消えたテーマパーク「奈良ドリームランド」

奈良ドリームランドは第二次世界大戦後、約10年にわたり連合軍の占領地だった広大な土地に、1937年にそうの構想が持ち上がりました。

開園は松尾國三がアメリカのアナハイムのディズニーランドに感激し、ウォルト・ディズニーに直接面会し日本に誘致しようとしたことが建設のきっかけだったという。

当初、米国のディズニー社は松尾の申し出を本気にせず、「その時がきたら力になりましょう」と回答。しかし、松尾が技術者を連れて再び訪れたことで、松尾の熱意にうたれたウォルト・ディズニーは、ディズニーランドのノウハウを無償で与え、建設時にもディズニーランド側から技術者を派遣したという。でもあくまでも日本人が日本に独自の遊園地を作ることに協力するという目的のみで「ディズニーランド」の名所はもちろん、似たものを作ることは許されなかった。

そして日本独自のパークを作ることを前提に協力したのにも関わらず奈良ドリームランド側がディズニーランドを模倣し、質の低い施設を勝手に作ったことが、その後の日本版ディズニーランド(東京ディズニーランド)誘致に大きな障害となった。

東京ディズニーランド構想のとき、奈良ドリームランドの一件でウォルト・ディズニーが強い不信感を持ち「日本人は2度と信用しない」と生前語ってたという。

 

1961年に開園して、1993年にダイエーが吸収合併しましたが、後に経営権を他に譲渡。
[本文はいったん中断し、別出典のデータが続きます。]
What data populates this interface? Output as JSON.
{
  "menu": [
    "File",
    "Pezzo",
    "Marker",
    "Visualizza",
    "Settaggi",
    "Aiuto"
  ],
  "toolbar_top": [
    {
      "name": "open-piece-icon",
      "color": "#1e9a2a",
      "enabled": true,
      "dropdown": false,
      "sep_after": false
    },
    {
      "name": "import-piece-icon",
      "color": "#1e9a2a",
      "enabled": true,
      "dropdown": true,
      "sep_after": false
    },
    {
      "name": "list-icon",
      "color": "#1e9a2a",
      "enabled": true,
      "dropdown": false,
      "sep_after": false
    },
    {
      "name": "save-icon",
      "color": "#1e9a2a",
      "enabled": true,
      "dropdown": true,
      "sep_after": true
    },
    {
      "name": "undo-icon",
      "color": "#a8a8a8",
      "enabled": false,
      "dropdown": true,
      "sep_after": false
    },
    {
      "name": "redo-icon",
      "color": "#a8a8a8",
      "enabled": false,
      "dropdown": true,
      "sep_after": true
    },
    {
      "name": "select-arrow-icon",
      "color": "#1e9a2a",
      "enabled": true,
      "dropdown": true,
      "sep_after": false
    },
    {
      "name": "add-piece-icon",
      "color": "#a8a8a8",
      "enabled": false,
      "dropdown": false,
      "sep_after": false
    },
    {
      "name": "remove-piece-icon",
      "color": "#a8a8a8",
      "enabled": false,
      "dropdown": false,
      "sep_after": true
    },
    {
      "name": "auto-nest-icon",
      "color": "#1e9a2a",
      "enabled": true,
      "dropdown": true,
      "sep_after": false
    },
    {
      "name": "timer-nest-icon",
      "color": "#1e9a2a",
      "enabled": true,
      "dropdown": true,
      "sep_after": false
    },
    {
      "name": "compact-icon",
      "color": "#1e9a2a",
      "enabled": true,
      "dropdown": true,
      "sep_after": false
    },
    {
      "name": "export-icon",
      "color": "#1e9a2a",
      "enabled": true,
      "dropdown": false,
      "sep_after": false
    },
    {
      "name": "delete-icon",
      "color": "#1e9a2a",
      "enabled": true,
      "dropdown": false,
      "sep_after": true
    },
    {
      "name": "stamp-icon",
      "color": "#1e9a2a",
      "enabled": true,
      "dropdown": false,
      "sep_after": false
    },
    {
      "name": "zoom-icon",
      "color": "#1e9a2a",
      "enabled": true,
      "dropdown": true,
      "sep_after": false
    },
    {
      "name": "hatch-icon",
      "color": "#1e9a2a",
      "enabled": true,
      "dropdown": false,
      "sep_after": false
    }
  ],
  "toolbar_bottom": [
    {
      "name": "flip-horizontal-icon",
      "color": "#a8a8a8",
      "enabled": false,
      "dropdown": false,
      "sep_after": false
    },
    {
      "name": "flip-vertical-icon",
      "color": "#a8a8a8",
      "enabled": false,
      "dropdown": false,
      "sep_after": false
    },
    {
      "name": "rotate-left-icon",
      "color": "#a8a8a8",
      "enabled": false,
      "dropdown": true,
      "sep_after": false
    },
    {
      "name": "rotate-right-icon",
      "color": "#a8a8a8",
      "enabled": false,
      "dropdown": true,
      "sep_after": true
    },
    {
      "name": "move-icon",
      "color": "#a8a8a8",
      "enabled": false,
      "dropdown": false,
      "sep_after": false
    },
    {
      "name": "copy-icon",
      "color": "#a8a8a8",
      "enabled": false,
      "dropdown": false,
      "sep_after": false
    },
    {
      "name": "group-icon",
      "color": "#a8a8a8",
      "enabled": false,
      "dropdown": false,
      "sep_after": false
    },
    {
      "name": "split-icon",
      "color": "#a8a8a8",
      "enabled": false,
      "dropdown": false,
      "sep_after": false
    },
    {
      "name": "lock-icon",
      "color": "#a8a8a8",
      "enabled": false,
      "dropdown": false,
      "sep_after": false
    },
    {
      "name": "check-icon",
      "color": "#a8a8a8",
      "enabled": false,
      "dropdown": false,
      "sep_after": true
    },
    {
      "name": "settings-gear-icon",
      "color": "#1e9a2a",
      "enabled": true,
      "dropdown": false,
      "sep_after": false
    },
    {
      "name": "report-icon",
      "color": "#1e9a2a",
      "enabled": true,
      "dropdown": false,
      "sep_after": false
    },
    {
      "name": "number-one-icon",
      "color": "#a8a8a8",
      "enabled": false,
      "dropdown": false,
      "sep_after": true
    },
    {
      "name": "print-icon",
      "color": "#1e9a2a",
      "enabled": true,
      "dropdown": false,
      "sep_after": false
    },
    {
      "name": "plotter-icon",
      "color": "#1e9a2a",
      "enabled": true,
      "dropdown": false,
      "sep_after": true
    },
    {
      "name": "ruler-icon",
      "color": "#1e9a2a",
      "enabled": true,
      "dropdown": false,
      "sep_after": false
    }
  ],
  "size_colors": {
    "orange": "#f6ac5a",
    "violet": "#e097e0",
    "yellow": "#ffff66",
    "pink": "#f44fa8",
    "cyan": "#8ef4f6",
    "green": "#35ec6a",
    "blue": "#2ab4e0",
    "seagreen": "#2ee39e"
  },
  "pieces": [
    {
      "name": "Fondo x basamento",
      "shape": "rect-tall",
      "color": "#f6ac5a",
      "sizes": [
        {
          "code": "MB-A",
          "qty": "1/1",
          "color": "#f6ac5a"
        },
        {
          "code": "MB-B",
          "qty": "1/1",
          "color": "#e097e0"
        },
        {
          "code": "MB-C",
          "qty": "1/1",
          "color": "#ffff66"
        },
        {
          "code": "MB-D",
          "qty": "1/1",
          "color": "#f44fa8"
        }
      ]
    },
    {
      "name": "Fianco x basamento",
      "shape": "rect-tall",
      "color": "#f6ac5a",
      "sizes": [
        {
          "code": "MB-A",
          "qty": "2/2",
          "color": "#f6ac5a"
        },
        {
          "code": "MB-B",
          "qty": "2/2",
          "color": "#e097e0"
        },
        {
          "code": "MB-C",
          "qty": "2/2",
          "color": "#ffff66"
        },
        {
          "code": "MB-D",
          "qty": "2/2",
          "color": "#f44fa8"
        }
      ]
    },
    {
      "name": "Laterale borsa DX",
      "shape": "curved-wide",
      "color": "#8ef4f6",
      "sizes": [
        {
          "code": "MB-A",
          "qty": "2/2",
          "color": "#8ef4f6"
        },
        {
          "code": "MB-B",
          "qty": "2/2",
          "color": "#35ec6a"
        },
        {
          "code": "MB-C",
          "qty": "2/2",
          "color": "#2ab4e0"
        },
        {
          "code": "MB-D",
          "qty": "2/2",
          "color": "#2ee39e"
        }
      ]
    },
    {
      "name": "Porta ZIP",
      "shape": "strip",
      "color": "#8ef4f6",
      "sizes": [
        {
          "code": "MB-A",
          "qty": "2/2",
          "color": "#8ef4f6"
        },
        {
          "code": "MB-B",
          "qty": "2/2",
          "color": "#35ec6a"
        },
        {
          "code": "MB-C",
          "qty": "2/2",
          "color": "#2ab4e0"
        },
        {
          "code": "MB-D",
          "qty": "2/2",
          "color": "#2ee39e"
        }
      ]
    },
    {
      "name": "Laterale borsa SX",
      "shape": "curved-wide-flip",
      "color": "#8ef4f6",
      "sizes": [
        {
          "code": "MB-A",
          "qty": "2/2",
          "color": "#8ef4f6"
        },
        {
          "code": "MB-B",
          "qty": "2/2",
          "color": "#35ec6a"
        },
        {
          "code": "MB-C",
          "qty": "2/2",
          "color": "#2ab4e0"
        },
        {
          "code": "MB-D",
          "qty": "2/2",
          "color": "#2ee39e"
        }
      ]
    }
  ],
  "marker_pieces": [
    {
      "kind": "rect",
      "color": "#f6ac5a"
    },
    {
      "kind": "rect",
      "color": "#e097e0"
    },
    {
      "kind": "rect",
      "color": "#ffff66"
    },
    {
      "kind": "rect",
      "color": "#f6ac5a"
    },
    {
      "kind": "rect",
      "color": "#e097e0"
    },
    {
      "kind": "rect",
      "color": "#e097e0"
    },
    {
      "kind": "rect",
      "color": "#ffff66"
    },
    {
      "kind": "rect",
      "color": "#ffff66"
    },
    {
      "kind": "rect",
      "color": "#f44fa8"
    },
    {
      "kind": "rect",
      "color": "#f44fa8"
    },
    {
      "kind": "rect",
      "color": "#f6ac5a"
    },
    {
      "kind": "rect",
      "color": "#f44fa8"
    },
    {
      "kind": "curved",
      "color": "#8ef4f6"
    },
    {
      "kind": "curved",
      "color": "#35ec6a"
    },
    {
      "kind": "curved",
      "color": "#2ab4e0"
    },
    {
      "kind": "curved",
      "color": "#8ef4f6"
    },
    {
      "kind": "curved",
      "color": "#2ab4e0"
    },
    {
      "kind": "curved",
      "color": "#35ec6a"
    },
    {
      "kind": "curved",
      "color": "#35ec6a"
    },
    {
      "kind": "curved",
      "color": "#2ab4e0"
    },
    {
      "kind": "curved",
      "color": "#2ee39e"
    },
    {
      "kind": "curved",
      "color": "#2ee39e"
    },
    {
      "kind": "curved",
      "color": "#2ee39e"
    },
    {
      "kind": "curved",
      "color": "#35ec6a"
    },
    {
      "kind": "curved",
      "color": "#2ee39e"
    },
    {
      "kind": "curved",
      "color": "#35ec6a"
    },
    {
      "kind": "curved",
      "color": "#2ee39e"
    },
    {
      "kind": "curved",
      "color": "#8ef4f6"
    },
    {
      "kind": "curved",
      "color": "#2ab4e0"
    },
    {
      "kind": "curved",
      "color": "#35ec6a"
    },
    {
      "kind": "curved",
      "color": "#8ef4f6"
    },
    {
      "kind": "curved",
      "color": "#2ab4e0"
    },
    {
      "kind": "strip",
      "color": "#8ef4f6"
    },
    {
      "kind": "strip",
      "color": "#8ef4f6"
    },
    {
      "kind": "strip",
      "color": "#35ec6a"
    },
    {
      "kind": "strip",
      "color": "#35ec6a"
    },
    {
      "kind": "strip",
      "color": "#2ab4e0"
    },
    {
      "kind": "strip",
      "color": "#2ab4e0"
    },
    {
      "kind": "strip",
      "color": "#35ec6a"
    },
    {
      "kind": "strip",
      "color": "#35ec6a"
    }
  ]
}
元々休園日が毎週火曜日でしたが、2002年に土日祝のみの営業となり、2006年の夏休み終了日の8月31日で閉園となりました。それから10年間は廃墟と化し、心霊スポットとしての来客を待つのみとなりました。

心霊スポットや興味本位の来客で治安的にも良くないので2016年にようやく解体工事が始まりました。

今では当時の面影は全くありませんし、勝手に敷地内に入ることも出来ない状態です。

私は小学生のときに二回ほど、奈良ドリームランドに親に連れらて来たことがあります。楽しみにして訪れたドリームランド。父と母と楽しく過ごしてはしゃいでたこの場所が、跡形もなく虚しく消えてしまった姿は切ない気持ちになります。

しかし「ドリームランド」の名前が未だに残っている場所があります。かつて同グループだったローソンがこの跡地すぐ横に「ローソン ドリームランド前店」として営業しています。